Тот нехотя поднялся, мгновенно окинув взглядом зал и прикидывая пути отхода. Когда он сел рядом с коротышкой, тот поинтересовался:

– Привязанная нога не сильно затекает?

– Нас и не такому учили, – хмуро ответил Еремеев. – Чем обязан?

Карлик вынул из внутреннего кармана пиджака конверт и протянул ему.

Внутри была прядь рыжих волос.

Сигнал с того света: свои.

– А нельзя было обойтись без спектакля? Я ведь мог вас и убить, – заметил уже дружелюбно Еремеев.

– Это проблематично, юноша, – усмехнулся карлик и, взяв конверт, убрал его, – при всей вашей подготовке и невероятном желании выжить. Но к черту лирику. Давайте о главном. Во-первых, когда вы понадобитесь в следующий раз, верным будет нынешний пароль «тревога». И да, надеюсь, не надо объяснять, зачем мы здесь?

– Архив, – утвердительно сказал бывший майор госбезопасности.

– Именно. Сталин уже в курсе, что Ежову дали сигнал «опасность», и он навел их на фальшивку. Но его непредусмотрительно хлопнули, и сделать ничего теперь нельзя. За вами началась охота. Если группу скрыть еще можно, то вы, как ни маскируйтесь, не иголка в стоге сена. Кобе архив нужен позарез, и поверьте, сейчас вы враг номер один. Все органы сориентированы на поиски. Система поможет скрыться.

– В обмен на архив?

Маха перебила их:

– Ксафан, погоди. Он, кажется, не понимает.

Она закурила новую сигарету, пустила тонкую струйку дыма в лицо Еремееву и тихо сказала:

– Ты давал присягу главам Системы?

Тот кивнул.

– Тогда о каком обмене идет речь? – удивилась она. – Если я скажу – ты прыгнешь под поезд без разговоров.

– Под поезд как раз я прыгнул бы без вопросов, – ответил тот, – тем более после высшего сигнала доверия. Но архив слишком ценен.
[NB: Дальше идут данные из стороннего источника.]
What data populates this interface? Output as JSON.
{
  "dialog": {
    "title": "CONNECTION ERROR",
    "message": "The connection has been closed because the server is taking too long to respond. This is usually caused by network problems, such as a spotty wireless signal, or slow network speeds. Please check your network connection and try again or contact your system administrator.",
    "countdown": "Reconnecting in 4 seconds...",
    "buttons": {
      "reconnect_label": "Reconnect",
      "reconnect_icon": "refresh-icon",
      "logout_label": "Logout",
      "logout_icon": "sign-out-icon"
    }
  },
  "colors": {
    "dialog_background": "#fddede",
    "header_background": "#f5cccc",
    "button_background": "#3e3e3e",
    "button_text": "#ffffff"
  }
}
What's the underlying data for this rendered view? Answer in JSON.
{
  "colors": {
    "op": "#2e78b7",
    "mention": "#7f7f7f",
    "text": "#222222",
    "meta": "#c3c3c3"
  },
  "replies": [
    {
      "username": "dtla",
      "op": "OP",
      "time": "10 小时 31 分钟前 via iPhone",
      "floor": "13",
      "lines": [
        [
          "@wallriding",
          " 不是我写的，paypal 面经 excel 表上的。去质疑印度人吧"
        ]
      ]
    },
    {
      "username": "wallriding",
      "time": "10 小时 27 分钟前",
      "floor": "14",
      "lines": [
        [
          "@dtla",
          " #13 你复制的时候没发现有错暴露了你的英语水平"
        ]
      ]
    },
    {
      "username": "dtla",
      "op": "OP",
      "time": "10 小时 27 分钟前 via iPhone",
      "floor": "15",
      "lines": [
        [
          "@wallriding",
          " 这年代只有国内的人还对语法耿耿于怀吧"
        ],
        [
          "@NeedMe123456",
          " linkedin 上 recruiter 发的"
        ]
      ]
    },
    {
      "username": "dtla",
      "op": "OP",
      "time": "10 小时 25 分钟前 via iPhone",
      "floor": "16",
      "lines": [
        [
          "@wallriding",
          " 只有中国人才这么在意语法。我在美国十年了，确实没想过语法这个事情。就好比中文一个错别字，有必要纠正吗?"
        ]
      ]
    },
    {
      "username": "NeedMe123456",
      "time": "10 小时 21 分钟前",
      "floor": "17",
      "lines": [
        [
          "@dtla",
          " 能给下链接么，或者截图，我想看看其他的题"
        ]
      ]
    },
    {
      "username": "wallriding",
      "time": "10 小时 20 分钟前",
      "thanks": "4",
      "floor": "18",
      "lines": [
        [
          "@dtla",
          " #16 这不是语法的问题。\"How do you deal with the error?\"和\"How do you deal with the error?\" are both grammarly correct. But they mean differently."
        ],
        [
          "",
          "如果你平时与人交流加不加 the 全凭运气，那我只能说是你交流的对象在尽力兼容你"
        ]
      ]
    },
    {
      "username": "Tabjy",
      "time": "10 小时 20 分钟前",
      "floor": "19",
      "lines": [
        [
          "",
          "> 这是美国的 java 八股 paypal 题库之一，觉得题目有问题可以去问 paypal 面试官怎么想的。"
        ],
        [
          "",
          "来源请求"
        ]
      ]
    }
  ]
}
Я отдам его только главам и только всем четырем, таков был уговор.

Карлик дернул Еремеева за рукав.

– А ну, малец, ты у нас глазастый. Глянь-кось, кто сидит в дальнем углу.

На первый взгляд там, за столом, сидели четверо работяг, отдыхающих после ночной смены на заводе с законной пол-литрой. Но только на первый взгляд. Приглядевшись, за тщательно наведенным гримом он узнал глав Системы. Рефлекторно стал подниматься, чтобы подойти и выразить свое почтение, но Ксафан остановил его:

– Потом. Не здесь. Далеко нам ехать?

– Нет, – вздохнул Еремеев, усаживаясь обратно, – ехать недалеко. Простите, что…

– Пустое, – протянул коротышка, – главное, что ты сделал все верно. Никогда и никому не доверяй.